42. God who Forgets

God in the Psalms No.42 – God who forgets

Psa 25:7 Remember not the sins of my youth and my rebellious ways;

Memory is a strange thing. We want to remember things and can’t, and the things we’d rather forget we can’t.   We’d like to be able to remember all the good things we’ve done and all the good times we’ve had – but so often we forget. But then there are the bad things we’ve done, the embarrassing things we’ve said, and we wish they could be utterly blotted from our memories, but they remain there in stark clarity. David has been asking the Lord to teach and guide him, and he’s fearful of anything that might hinder the Lord doing that. He looks back and, like we’ve just said, he’s got memories of the past that he’d rather forget and he worries that those things from his youth might disqualify him from knowing the Lord and receiving His blessing. It is a common worry. So he cries to the Lord, Lord, please forget my foolish past, see my heart today.

Isaiah made a similar call: “Do not be angry beyond measure, O LORD; do not remember our sins forever” (Isa 64:9). Most of the time the cry to the Lord was to remember the past, His relationship with Israel, or the Lord Himself saying He would remember their sin to judge it. So, here we have just two calls for the Lord to forget, calls that find echoes in most of our hearts.

And the good news? Isaiah has it again: “I, even I, am he who blots out your transgressions, for my own sake, and remembers your sins no more.” (Isa 43:25). How was the Lord able to say that justly? Isaiah heard it: “Speak tenderly to Jerusalem, and proclaim to her that her hard service has been completed, that her sin has been paid for, that she has received from the LORD’s hand double for all her sins.” (Isa 40:2). The Lord had dealt with Jerusalem in Isaiah’s day and therefore once dealt with, He did not keep on harping back to it. Also Isa 44:22 “I have swept away your offenses like a cloud, your sins like the morning mist.” The Lord laid down the principle through Ezekiel: “And if I say to the wicked man, `You will surely die,’ but he then turns away from his sin and does what is just and right….. None of the sins he has committed will be remembered against him. He has done what is just and right; he will surely live.” (Ezek 33:14-16) In other words where there is true repentance the Lord will wipe away from His memory the past sins. David came to really know this: “as far as the east is from the west, so far has he removed our transgressions from us.” (Psa 103:12). There is no measurable distance between ‘East’ and ‘West’ so he says they have been completely taken away and forgotten!  The prophet Micah knew the same thing: “Who is a God like you, who pardons sin and forgives the transgression of the remnant of his inheritance?” (Mic 7:18).

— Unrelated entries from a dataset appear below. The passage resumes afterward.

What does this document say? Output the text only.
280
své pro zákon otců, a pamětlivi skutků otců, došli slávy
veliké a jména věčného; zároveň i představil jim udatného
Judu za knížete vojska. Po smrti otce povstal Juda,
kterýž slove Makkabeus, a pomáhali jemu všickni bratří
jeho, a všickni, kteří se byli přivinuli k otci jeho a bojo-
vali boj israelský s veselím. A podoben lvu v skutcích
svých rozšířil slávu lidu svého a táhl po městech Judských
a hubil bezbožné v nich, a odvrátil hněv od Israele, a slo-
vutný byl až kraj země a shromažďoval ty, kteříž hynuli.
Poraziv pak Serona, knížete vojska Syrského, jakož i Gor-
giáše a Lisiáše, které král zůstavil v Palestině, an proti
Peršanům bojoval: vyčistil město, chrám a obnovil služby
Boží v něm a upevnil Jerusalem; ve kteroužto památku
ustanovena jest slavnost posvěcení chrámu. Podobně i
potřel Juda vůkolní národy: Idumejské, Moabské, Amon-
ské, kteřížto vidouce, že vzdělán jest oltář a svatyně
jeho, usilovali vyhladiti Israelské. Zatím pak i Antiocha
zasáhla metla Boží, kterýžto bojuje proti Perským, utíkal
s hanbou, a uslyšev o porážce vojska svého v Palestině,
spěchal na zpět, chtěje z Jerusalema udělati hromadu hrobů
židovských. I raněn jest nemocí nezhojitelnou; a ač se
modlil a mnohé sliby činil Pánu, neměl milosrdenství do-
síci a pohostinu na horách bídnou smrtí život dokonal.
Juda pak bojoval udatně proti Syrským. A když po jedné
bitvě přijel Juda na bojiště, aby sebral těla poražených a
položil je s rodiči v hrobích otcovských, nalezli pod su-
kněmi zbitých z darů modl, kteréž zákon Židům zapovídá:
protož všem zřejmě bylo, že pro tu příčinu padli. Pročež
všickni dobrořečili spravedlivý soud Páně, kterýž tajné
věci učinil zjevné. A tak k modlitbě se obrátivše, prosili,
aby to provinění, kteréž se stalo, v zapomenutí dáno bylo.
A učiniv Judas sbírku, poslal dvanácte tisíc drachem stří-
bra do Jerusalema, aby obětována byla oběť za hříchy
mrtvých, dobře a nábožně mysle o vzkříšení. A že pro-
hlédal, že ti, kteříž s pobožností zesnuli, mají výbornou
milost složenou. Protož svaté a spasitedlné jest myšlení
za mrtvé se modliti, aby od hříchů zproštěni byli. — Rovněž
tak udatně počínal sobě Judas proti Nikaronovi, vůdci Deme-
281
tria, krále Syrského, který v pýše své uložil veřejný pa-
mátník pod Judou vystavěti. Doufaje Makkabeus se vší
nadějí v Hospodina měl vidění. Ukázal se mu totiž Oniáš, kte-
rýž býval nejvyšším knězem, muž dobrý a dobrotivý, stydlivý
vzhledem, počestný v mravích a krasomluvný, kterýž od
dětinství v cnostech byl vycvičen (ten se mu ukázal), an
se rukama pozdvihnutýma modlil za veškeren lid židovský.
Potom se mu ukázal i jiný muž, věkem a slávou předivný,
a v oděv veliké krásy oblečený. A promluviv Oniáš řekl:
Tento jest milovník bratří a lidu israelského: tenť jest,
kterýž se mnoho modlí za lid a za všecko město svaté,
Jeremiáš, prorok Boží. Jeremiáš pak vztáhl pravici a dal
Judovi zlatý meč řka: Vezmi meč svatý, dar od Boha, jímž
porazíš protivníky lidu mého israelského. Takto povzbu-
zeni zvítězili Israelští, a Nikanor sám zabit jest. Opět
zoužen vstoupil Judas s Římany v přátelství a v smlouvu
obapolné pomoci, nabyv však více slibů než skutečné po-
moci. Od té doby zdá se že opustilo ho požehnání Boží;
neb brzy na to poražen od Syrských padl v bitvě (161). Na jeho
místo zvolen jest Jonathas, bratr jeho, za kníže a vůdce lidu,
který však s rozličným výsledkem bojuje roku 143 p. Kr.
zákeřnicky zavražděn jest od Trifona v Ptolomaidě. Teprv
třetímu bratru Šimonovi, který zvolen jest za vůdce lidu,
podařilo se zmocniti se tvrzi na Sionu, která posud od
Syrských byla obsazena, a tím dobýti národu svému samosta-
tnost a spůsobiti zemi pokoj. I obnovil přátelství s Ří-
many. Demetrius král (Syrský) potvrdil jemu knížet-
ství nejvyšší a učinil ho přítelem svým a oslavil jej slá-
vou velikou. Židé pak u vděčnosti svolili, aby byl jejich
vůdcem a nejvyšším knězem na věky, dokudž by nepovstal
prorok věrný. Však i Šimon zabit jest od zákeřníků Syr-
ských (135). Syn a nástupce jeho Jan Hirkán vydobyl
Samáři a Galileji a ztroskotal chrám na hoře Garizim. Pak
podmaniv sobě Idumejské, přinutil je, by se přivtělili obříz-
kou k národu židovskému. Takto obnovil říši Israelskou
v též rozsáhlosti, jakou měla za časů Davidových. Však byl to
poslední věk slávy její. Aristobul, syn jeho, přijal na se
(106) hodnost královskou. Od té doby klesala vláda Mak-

Here was a principle being wrought in the Old Testament that burst through into full glory in the New Testament: “for all have sinned and fall short of the glory of God, and are justified freely by his grace through the redemption that came by Christ Jesus.” (Rom 3:23,24). And do you remember what they say justification means? It’s “just as if I’d never sinned”. That’s what the work of Jesus does. He so completely deals with our sins on the Cross that it’s like there was never any sin. We’ve been forgiven, washed and cleansed (1 Jn 1:9), and once God cleanses or purifies, He doesn’t keep going back to look at the dirt that was washed off. That’s why Paul could say, “Therefore, there is now no condemnation for those who are in Christ Jesus” (Rom 8:1). The past has been dealt with. God has forgotten it. Move on!  What’s next?